Wednesday, August 1, 2012

Plipfth-plthlops

 Amanda says the word "flip flops" it sounds something like, "Plipfth-plthlops".  It is the highlight of my summer.  Sometimes I just ask her to say it to smile.  The other day we videoed her doing this and we have watched it multiple times just laughing.  She is so cute running around, bringing everyone their "plipfth-plthlops".  So happy as we casually sat on the floor playing with her.  Unfortunately, this is not the little girl most folks get to see.
 This summer has been a challenge...we have two little boys who are not so little and one little girl who is, but doesn't think so.  We have been doing a lot of "bigger kid" things and dragging our one and a half year old with us.  She gets less play dates and park dates and is instead taken on roadtrips for hours at a time and to play outside on trails too tough to walk and toys too big to climb.
But she tries.
I get frustrated that Amanda is so impatient and screams to get what she wants.  We don't tolerate, but it doesn't stop her.  I have tried to put myself in her little shoes and come to the conclusion,her life is very different than her brother's were at this age.  It's bigger, louder and faster and the little girl is just doin' her best to keep up.

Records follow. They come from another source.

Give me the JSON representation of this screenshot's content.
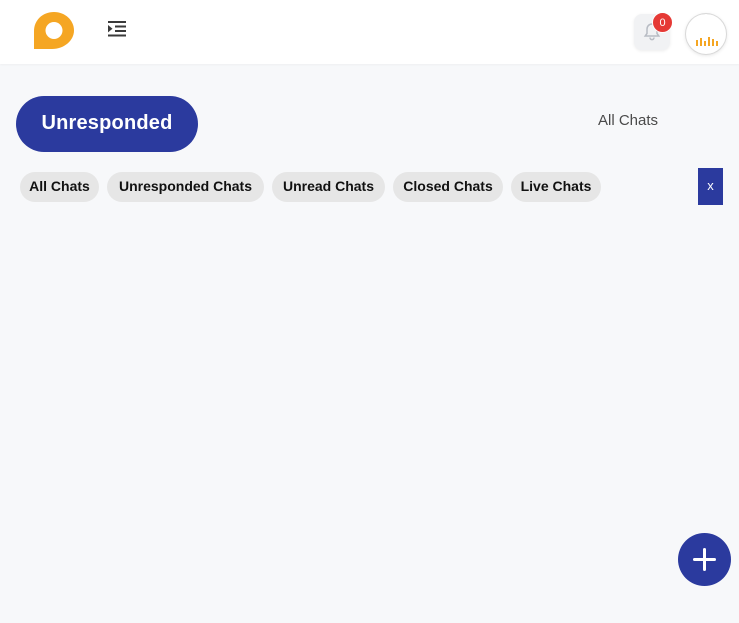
{
  "header": {
    "logo_icon": "chat-bubble-logo",
    "menu_icon": "indent-menu-icon",
    "notifications": {
      "icon": "bell-icon",
      "count": "0"
    },
    "avatar_icon": "user-avatar"
  },
  "view_tabs": {
    "active": "Unresponded",
    "other": "All Chats"
  },
  "filters": [
    {
      "label": "All Chats"
    },
    {
      "label": "Unresponded Chats"
    },
    {
      "label": "Unread Chats"
    },
    {
      "label": "Closed Chats"
    },
    {
      "label": "Live Chats"
    }
  ],
  "close_label": "x",
  "fab_icon": "plus-icon",
  "colors": {
    "primary": "#2b3a9e",
    "logo": "#f5a623",
    "badge": "#e53935",
    "chip_bg": "#e6e6e6",
    "background": "#f7f8fa"
  }
}
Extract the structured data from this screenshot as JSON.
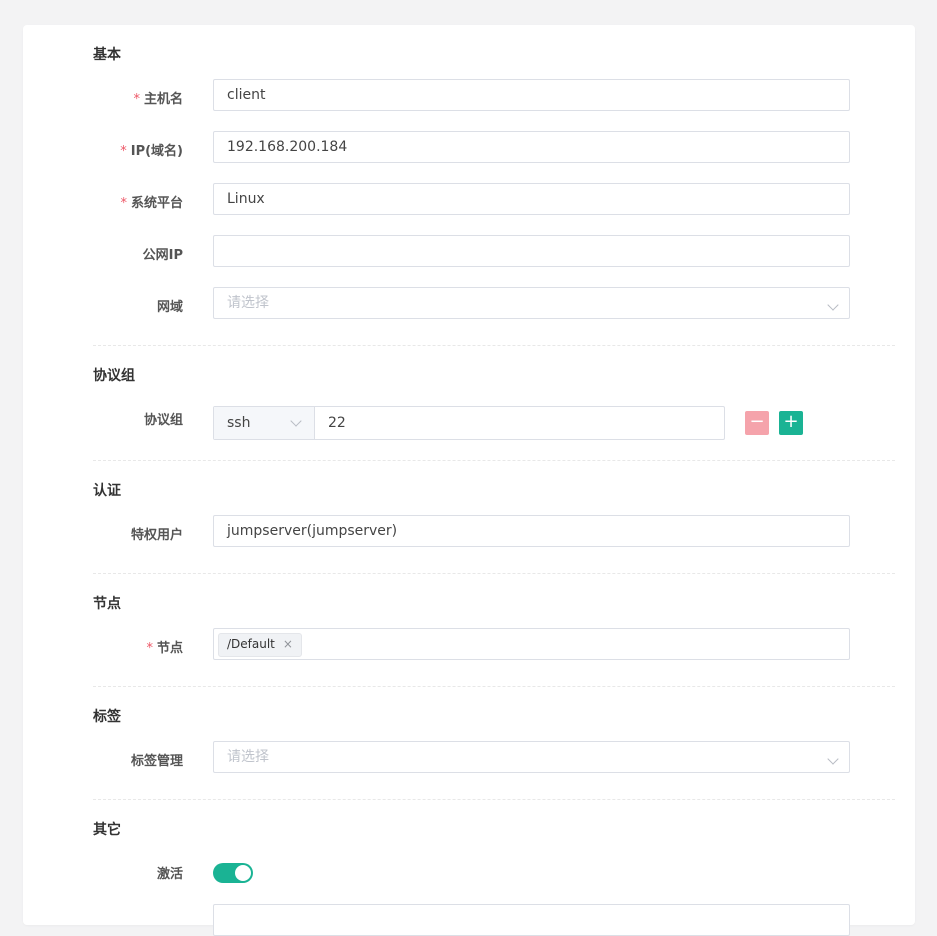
{
  "sections": {
    "basic": "基本",
    "protocol": "协议组",
    "auth": "认证",
    "nodes": "节点",
    "labels": "标签",
    "other": "其它"
  },
  "fields": {
    "hostname": {
      "label": "主机名",
      "required_mark": "*",
      "value": "client"
    },
    "ip": {
      "label": "IP(域名)",
      "required_mark": "*",
      "value": "192.168.200.184"
    },
    "platform": {
      "label": "系统平台",
      "required_mark": "*",
      "value": "Linux"
    },
    "public_ip": {
      "label": "公网IP",
      "value": ""
    },
    "domain": {
      "label": "网域",
      "placeholder": "请选择"
    },
    "protocols": {
      "label": "协议组",
      "protocol": "ssh",
      "port": "22",
      "remove_label": "−",
      "add_label": "+"
    },
    "admin_user": {
      "label": "特权用户",
      "value": "jumpserver(jumpserver)"
    },
    "nodes": {
      "label": "节点",
      "required_mark": "*",
      "tag": "/Default",
      "tag_close": "×"
    },
    "labels": {
      "label": "标签管理",
      "placeholder": "请选择"
    },
    "is_active": {
      "label": "激活",
      "on": true
    }
  },
  "colors": {
    "accent": "#1ab394",
    "danger_light": "#f5a3ab",
    "required": "#ed5565"
  }
}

This made me contemplate, that while part of Amanda's stubborness comes from what I believe is part of her internal tenacity that God gave her, another part comes from trying to keep up with the big boys.  And maybe in order to help my little girl do a better job at communicating and not frustrate people with her screaming fits, I need to slow down. 
 I need to stop and give her more of the time my sons got when they were little...to practice using her words, so she can communicate, to go to parks that are her size so she can learn to climb the toys, to quietly read and play puzzles so she can learn to sit still, to stop and listen to her when she is trying to tell me something, instead of getting angry that she is so stinkin' persistant and yelling at my knees! 
I need to be willing to drag my big boys to little girl things and not just my little girl to big boy things.
I want Amanda to be known for the joy we see in her daily, not the frustration she encounters daily. She truly is such a joy on so many occasions and I want others to see it too!  And so once again, I come to the conclusion that mommy has more work to do and maybe it starts spending more time putting on our "plipth-plthlops" and less time running around in them.